With raves in papers ranging from The New York Times to the Village Voice, A Woman Like Me also exposed LaVette to rock and pop audiences, or at least to discerning segments among them who likely didn’t know she existed. (A perennial singles artist — the only other album she released prior to A Woman Like Me was a fine disco-soul set titled Tell Me A Lie that came out on Motown in 1982 — LaVette’s name is nowhere to be found in the album-oriented rock and pop guides published over the past quarter-century.)
Fred Wilhelms, LaVette’s Nashville-based attorney, recounts a particularly vivid epiphany from a fete in Mill Valley toward the end of 2002, just as A Woman Like Me was about to come out. The celebration, which took place at the famous Sweetwater club the night before LaVette’s first date in San Francisco in 30 years, was held by John Goddard, the owner of Village Music in Mill Valley. Goddard’s guest list drew heavily from his hip and celebrity-rich customer list, which for this occasion included Elvis Costello, Huey Lewis, Maria Muldaur, the eminent pop and soul producer Jerry Ragovoy, and Bonnie Raitt.

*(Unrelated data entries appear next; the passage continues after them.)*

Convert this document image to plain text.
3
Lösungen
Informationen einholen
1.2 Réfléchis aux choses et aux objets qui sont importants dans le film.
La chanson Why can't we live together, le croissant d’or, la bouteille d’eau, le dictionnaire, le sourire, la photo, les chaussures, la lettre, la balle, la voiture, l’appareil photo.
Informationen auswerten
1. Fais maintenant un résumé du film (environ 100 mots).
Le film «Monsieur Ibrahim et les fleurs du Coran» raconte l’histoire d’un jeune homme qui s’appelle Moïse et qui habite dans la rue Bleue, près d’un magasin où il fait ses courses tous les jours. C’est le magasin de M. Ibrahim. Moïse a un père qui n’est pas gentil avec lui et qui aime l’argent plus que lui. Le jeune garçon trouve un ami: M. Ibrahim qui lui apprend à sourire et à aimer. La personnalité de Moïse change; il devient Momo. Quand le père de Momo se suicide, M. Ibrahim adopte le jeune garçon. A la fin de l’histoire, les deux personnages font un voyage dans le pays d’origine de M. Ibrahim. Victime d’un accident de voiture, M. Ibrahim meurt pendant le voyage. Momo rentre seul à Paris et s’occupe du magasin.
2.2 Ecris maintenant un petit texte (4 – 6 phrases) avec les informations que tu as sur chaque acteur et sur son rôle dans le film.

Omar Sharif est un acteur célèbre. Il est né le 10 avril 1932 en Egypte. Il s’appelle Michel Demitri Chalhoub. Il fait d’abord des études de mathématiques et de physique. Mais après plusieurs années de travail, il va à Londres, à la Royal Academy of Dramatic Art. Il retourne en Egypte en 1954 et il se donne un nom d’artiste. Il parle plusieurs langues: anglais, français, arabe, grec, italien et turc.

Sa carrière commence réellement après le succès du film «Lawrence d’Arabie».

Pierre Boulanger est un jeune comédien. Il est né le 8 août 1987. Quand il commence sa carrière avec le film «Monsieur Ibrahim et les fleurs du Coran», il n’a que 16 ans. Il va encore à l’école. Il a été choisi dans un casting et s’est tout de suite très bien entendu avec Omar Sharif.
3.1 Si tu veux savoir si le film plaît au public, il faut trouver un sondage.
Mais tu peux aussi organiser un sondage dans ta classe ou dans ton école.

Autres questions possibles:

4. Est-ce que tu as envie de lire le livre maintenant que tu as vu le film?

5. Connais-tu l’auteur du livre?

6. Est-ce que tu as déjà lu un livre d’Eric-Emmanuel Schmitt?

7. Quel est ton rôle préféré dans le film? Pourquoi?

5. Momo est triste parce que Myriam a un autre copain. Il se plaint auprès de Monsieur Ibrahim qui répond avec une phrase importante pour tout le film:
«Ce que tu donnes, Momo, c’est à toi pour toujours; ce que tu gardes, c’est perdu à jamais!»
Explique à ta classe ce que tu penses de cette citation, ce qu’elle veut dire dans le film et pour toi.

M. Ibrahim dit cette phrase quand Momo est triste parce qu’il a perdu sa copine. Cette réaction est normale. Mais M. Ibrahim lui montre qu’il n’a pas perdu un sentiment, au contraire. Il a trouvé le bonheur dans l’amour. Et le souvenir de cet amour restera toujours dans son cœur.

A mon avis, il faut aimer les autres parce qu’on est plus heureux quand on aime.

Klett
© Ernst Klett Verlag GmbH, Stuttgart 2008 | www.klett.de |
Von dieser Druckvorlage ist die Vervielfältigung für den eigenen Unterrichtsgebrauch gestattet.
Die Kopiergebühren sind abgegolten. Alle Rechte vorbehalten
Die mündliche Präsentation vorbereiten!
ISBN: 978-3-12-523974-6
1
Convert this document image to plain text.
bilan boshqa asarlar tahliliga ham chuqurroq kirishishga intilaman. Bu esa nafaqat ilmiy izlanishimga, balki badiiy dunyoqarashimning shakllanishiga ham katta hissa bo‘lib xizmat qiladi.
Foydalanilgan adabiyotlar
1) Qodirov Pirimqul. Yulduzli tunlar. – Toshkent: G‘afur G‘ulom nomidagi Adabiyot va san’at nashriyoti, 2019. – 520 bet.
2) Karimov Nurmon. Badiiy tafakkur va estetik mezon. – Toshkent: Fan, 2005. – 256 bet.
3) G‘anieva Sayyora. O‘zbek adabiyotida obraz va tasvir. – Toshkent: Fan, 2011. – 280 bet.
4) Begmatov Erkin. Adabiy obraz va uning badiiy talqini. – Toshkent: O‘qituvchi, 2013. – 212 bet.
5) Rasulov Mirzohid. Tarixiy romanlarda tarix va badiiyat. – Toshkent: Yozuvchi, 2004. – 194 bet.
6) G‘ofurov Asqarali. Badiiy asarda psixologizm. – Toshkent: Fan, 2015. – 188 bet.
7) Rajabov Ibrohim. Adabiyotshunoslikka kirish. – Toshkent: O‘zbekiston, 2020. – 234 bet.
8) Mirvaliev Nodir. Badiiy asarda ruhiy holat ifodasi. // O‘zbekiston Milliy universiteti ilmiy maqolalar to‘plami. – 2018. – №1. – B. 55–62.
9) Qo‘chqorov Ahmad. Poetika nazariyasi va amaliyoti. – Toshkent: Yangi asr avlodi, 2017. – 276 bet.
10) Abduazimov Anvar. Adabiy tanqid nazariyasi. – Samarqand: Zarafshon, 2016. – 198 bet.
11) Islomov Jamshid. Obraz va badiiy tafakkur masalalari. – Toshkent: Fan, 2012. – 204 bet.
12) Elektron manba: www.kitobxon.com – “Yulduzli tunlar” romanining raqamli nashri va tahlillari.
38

“Bonnie, who had never heard Bettye before, spent a lot of the show with her head on the table, just moaning in delight,” Wilhelms recalled. “The rest of the time, she was shouting for more.
“Watching Bonnie in the audience is almost as good as watching her onstage,” Wilhelms continued. “After Bettye did ‘Let Me Down Easy’, Bonnie grabbed me by the neck and asked, ‘Where the fuck has she been?'” At the club to see the renascent Howard Tate, Raitt didn’t even know LaVette would be performing.
A Woman Like Me forged other propitious connections for LaVette as well, including the chance to renew ties with some of the musicians with whom she’d worked earlier in her career. “When I was down [in Memphis] for the Handys,” she began, referring to the 2004 blues awards ceremony, “Jim Dickinson came up to me and said, ‘I just wanted to introduce myself. My name is Jim Dickinson and I played [piano] on “You Made A Woman Out Of Me”.’
“I just broke into more tears,” LaVette added, alluding to the upwelling of emotion she’d felt after accepting the award for the Best Blues Comeback Album at the Handy Awards that year. “That was a wonderful night. All of those guys have done so much better than I have. The Memphis Horns were just the guys who played the horns on my records. None of those people were names then and they’ve all just gone on to be so much bigger than I have. But I’m so glad that I’m being acknowledged by them now. I was just so, so grateful to Jim for coming over and telling me that.”
All of which does nothing to gainsay the deep sense of abandonment, the palpable grief over what might have been that pervades the version of Lucinda Williams’ “Joy” which galvanizes the opening six minutes of I’ve Got My Own Hell To Raise. LaVette nevertheless has recovered a measure of the joy of which she’s been robbed over the years, as well as a good bit of the satisfaction that goes with it. Best of all, perhaps, she still has the vision and chops as a performer to enjoy it — in fact, to exult in it.
LaVette has taken astonishingly good care of her gruff, powerful alto, especially when you consider that she’s been shouting over crowds in loud, smoky rooms since she was a teenager. A Woman Like Me and I’ve Got My Own Hell reveal that she’s singing with as much nuance and command as ever, roaring like a lioness one minute and weeping in the midnight hour the next.
“I’ve had to learn to take care of my voice, and to be very conscious of everything I do,” she said. “But because of my size [LaVette is maybe 5’3″ and weighs a hundred pounds, tops], it’s as much my body as it is my voice. It takes every muscle in my frame to sing that loud, and so I have to take care of my body. I know that I can’t sing drunk, and I know that if I were up on cocaine, I’m subject to have my heart burst, like Philippe Wynne’s [of the Spinners] did. And I know that if I were on heroin I’d go into a deep nod and never come out. So I have to do things in a certain way.”